O artigo que segue, de minha autoria, foi publicado na obra coletiva “Direito e desenvolvimento: estudos sobre a questão ambiental e a sustentabilidade – Homenagem ao Prof. Márcio Teixeira”, organizada por Caio Henrique Lopes Ramiro e Lis Maria Bonadio Precipito (São Paulo: LiberArs, 2015, 308p.).

Fortemente influenciado pela obra “Um mestre na periferia do capitalismo”, do professor e crítico literário Roberto Schwarz – uma leitura seminal das “Memórias Póstumas de Brás Cubas” -, o trabalho, além de tecer loas à genialidade e contemporaneidade de Machado de Assis, busca demonstrar a análise profunda que o escritor faz, nas “Memórias”, da sociedade brasileira do século XIX e a “denúncia oblíqua das iniquidades e contradições da classe dominante oitocentista no contexto histórico analisado”. Tenta demonstrar também “como Machado de Assis expõe e explora a maneira com que a oligarquia da época valia-se da violação sistemática das normas como instrumento de perpetuação e dominação das relações de poder.”
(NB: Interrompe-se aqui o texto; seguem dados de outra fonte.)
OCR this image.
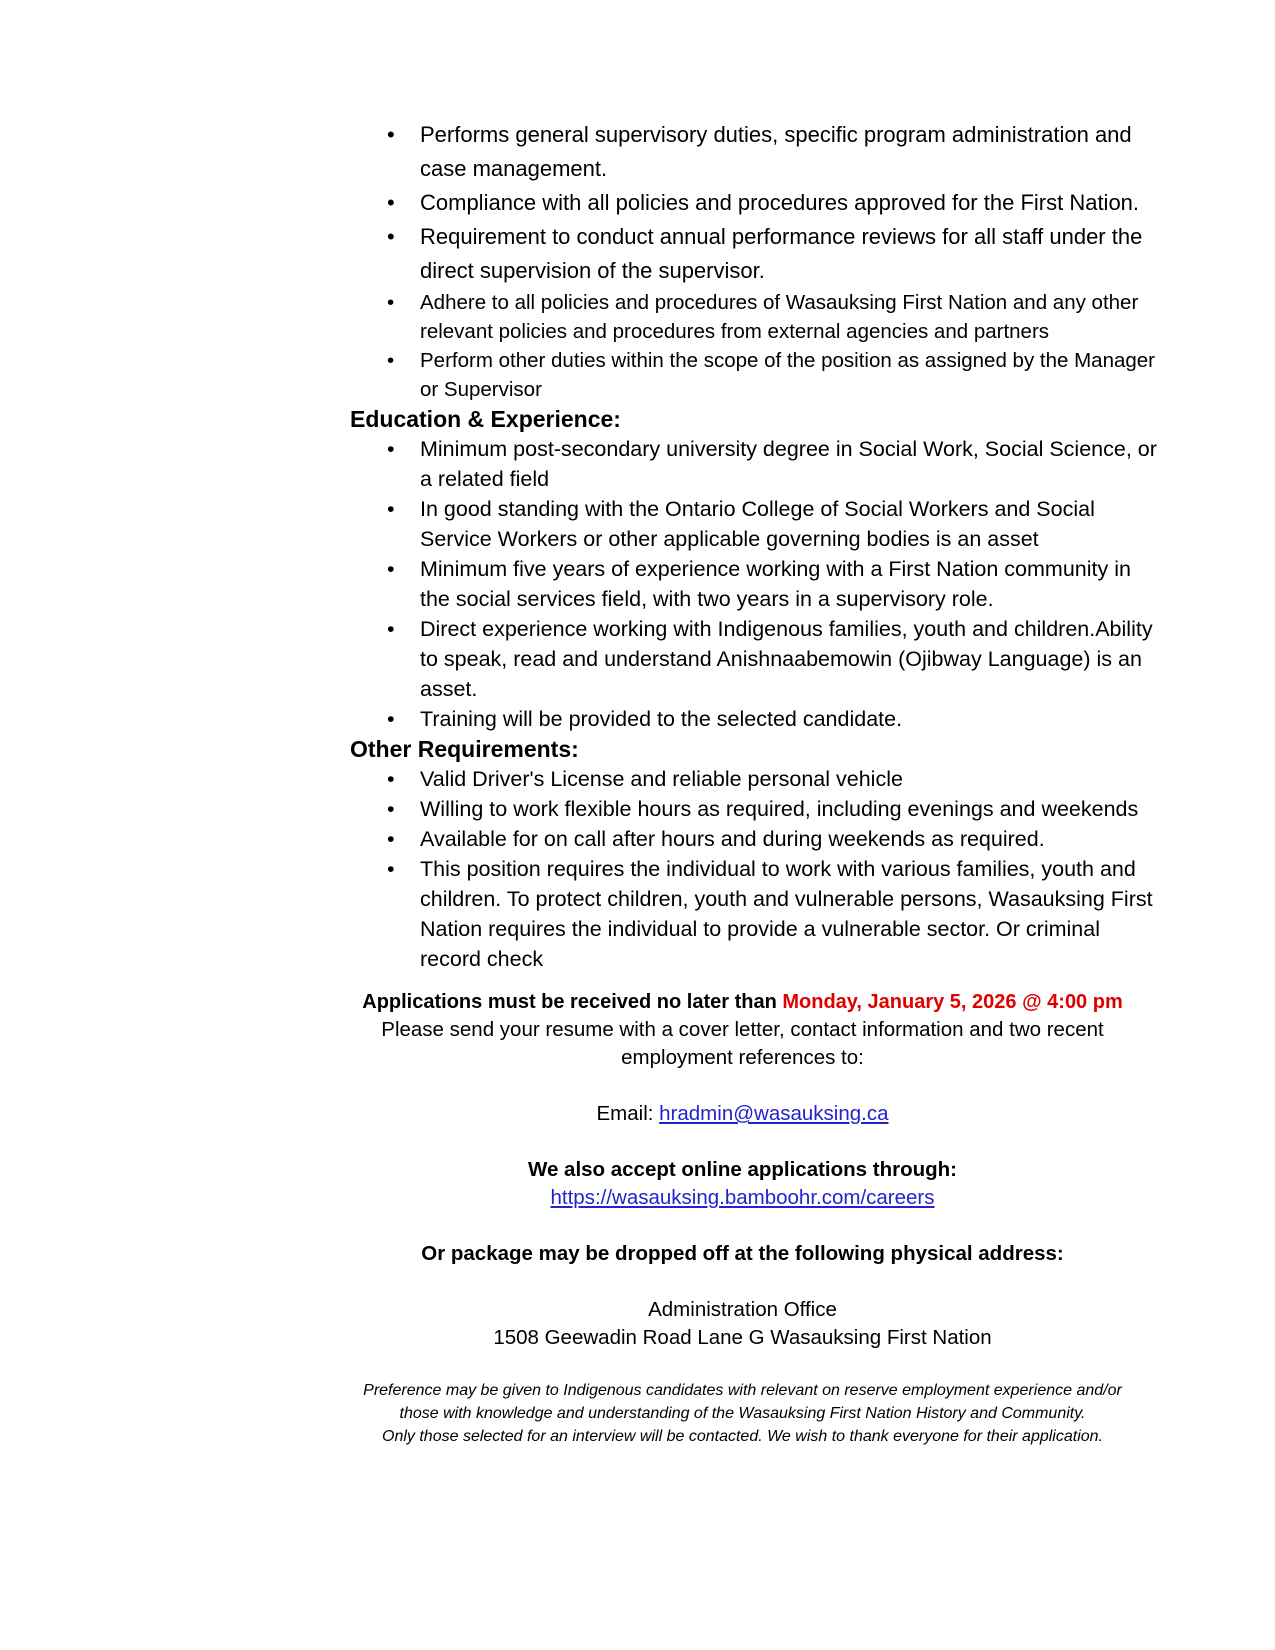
• Performs general supervisory duties, specific program administration and case management.
• Compliance with all policies and procedures approved for the First Nation.
• Requirement to conduct annual performance reviews for all staff under the direct supervision of the supervisor.
• Adhere to all policies and procedures of Wasauksing First Nation and any other relevant policies and procedures from external agencies and partners
• Perform other duties within the scope of the position as assigned by the Manager or Supervisor
Education & Experience:
• Minimum post-secondary university degree in Social Work, Social Science, or a related field
• In good standing with the Ontario College of Social Workers and Social Service Workers or other applicable governing bodies is an asset
• Minimum five years of experience working with a First Nation community in the social services field, with two years in a supervisory role.
• Direct experience working with Indigenous families, youth and children.Ability to speak, read and understand Anishnaabemowin (Ojibway Language) is an asset.
• Training will be provided to the selected candidate.
Other Requirements:
• Valid Driver's License and reliable personal vehicle
• Willing to work flexible hours as required, including evenings and weekends
• Available for on call after hours and during weekends as required.
• This position requires the individual to work with various families, youth and children. To protect children, youth and vulnerable persons, Wasauksing First Nation requires the individual to provide a vulnerable sector. Or criminal record check

Applications must be received no later than Monday, January 5, 2026 @ 4:00 pm

Please send your resume with a cover letter, contact information and two recent employment references to:

Email: hradmin@wasauksing.ca

We also accept online applications through:

https://wasauksing.bamboohr.com/careers

Or package may be dropped off at the following physical address:

Administration Office

1508 Geewadin Road Lane G Wasauksing First Nation

Preference may be given to Indigenous candidates with relevant on reserve employment experience and/or
those with knowledge and understanding of the Wasauksing First Nation History and Community.
Only those selected for an interview will be contacted. We wish to thank everyone for their application.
Nelson Santander – Dois capítulos perdidos de Memórias Póstumas de Brás Cubas

Capítulo ***

ESCOBAR

À entrada do teatro São Pedro encontrei-me com Escobar, um comerciante do ramo cafeeiro que conheci por intermédio do meu cunhado Cotrim, com quem ele mantinha relações mercantis. Natural de Curitiba, ex-seminarista, Escobar começava a enriquecer na capital – depois de um início tímido de carreira impulsionada com a ajuda financeira aviada pela viúva do ex-Deputado Pedro de Albuquerque Santiago. Não faças mau juízo da viúva, leitor; o próprio Escobar me confessou que ela havia cedido o cabedal a título de empréstimo exclusivamente por ingerência de seu filho único, Bentinho, que vinha de ser o melhor amigo de Escobar desde a época do seminário. Era voz corrente que Escobar tinha um certo talento ou vocação para administrar seus recursos. E os dos outros. Dizia-se no Andaraí que era dado a aventuras amorosas e que frequentava a casa de Bentinho e sua esposa Capitolina com frequência e em horários pouco comuns.

– Escobar, quanto tempo!

– Brás, que satisfação em revê-lo! Estava mesmo precisando falar com você.

Enquanto falava, Escobar me conduziu para um canto reservado sob a marquise do teatro, quase na esquina. Parecia deveras entusiasmado, o que me causou estranheza, pois sempre o tivera por reservado e pouco afeito ao espalhafato.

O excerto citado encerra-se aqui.